The source code for the automated analysis of security indicators of Electron apps from my bachelor's thesis.
For my bachelor's thesis, I developed a series of scripts to automatically fetch, download, (if necessary) extract, and analyse Electron apps for indicators of potential security problems. The scripts first collect a list of open and closed source apps from GitHub and the Electron app list. In the next step, these apps are then downloaded and the closed source ones are extracted. Finally, the apps are scanned using npm audit
and a custom fork of Doyensec's great Electronegativity.

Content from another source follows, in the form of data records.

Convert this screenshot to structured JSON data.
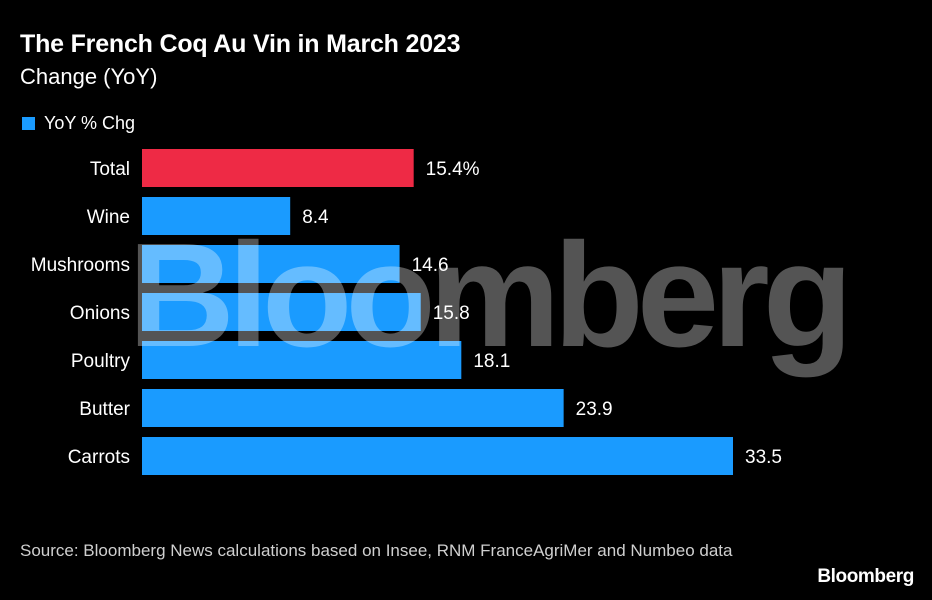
{
  "header": {
    "title": "The French Coq Au Vin in March 2023",
    "subtitle": "Change (YoY)"
  },
  "legend": {
    "label": "YoY % Chg"
  },
  "colors": {
    "background": "#000000",
    "series": "#1a9bff",
    "highlight": "#ee2a45",
    "text": "#ffffff"
  },
  "chart_data": {
    "type": "bar",
    "orientation": "horizontal",
    "categories": [
      "Total",
      "Wine",
      "Mushrooms",
      "Onions",
      "Poultry",
      "Butter",
      "Carrots"
    ],
    "series": [
      {
        "name": "YoY % Chg",
        "values": [
          15.4,
          8.4,
          14.6,
          15.8,
          18.1,
          23.9,
          33.5
        ]
      }
    ],
    "value_labels": [
      "15.4%",
      "8.4",
      "14.6",
      "15.8",
      "18.1",
      "23.9",
      "33.5"
    ],
    "highlight_category": "Total",
    "xlim": [
      0,
      33.5
    ],
    "grid": false,
    "legend_position": "top-left"
  },
  "watermark": "Bloomberg",
  "footer": {
    "source": "Source: Bloomberg News calculations based on Insee, RNM FranceAgriMer and Numbeo data",
    "brand": "Bloomberg"
  }
}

These instructions have been tested on Ubuntu 18.04 and 20.04. Other systems will also work but the steps might vary slightly.
First, install Git:
sudo apt install git
Then, install Postgres which is used as the database backend and create the user and database ba
:
sudo apt install postgresql postgresql-contrib -y
sudo -u postgres createuser -EPd ba
sudo -u postgres createdb ba
sudo adduser ba
Login to the database (sudo -u ba psql -d ba
) and create the following tables:
create table apps (
slug text primary key,
name text,
url text,
repository text unique,
skip boolean
);
create table app_downloads (
slug text primary key
references apps
on update cascade on delete cascade,
repository_override text,
windows_download text,
mac_download text,
linux_download text
);
create table apps_meta
(
slug text primary key
references apps
on update cascade on delete cascade,
downloaded boolean default false,
extracted_dir text,
download_strategy text
);
create table app_scans
(
slug text primary key
references apps
on update cascade on delete cascade,
stats jsonb,
electronegativity_results jsonb,
electronegativity_errors jsonb,
audit_result jsonb,
scanned boolean
);
Install Node.js and Yarn:
curl -sL https://deb.nodesource.com/setup_12.x | sudo -E bash -
curl -sS https://dl.yarnpkg.com/debian/pubkey.gpg | sudo apt-key add -
echo "deb https://dl.yarnpkg.com/debian/ stable main" | sudo tee /etc/apt/sources.list.d/yarn.list
sudo apt update
sudo apt install build-essential nodejs yarn libkrb5-dev p7zip-full -y
Create a personal access token on GitHub, it needs to have the repo
and read:packages
permissions. Then, export the token and the database password like so:
export GITHUB_AUTH_TOKEN=token
export PG_PASSWORD=password
Login to the GitHub package repository with Yarn using your username, the access token as the password and an email address:
npm login --registry=https://npm.pkg.github.com
Clone the source code and install the required packages:
git clone https://github.com/baltpeter/thesis-electron-analysis-src.git
cd thesis-electron-analysis-src
yarn
Clone the Electron apps list:
cd app-list
git clone --depth 1 https://github.com/electron/apps.git
cd ..
Create the output directory for the apps and make sure you have the permission to read and write there (alternatively, you can also change the output directory in download/fetch-apps.js
):
sudo mkdir -p /data/apps
sudo chown -R youruser:yourgroup /data/apps
To collect apps from GitHub and the Electron apps list, run:
cd app-list
node collect-apps.js
cd ..
The found apps are saved in the apps
table. For the apps on the Electron app list without a repository, download links need to be collected manually and saved in the app_downloads
table.
To download the apps and extract the closed source ones, run:
cd download
node fetch-apps.js
cd ..
The extracted apps are saved in /data/apps
and their metadata can be found in the apps_meta
table.
To analyse the apps, run:
cd scan
node scan-apps.js
cd ..
The results are saved in the app_scans
table.
This code is licensed under the MIT license, see the LICENSE
file for details.
Electronegativity and my fork are licensed under the Apache license.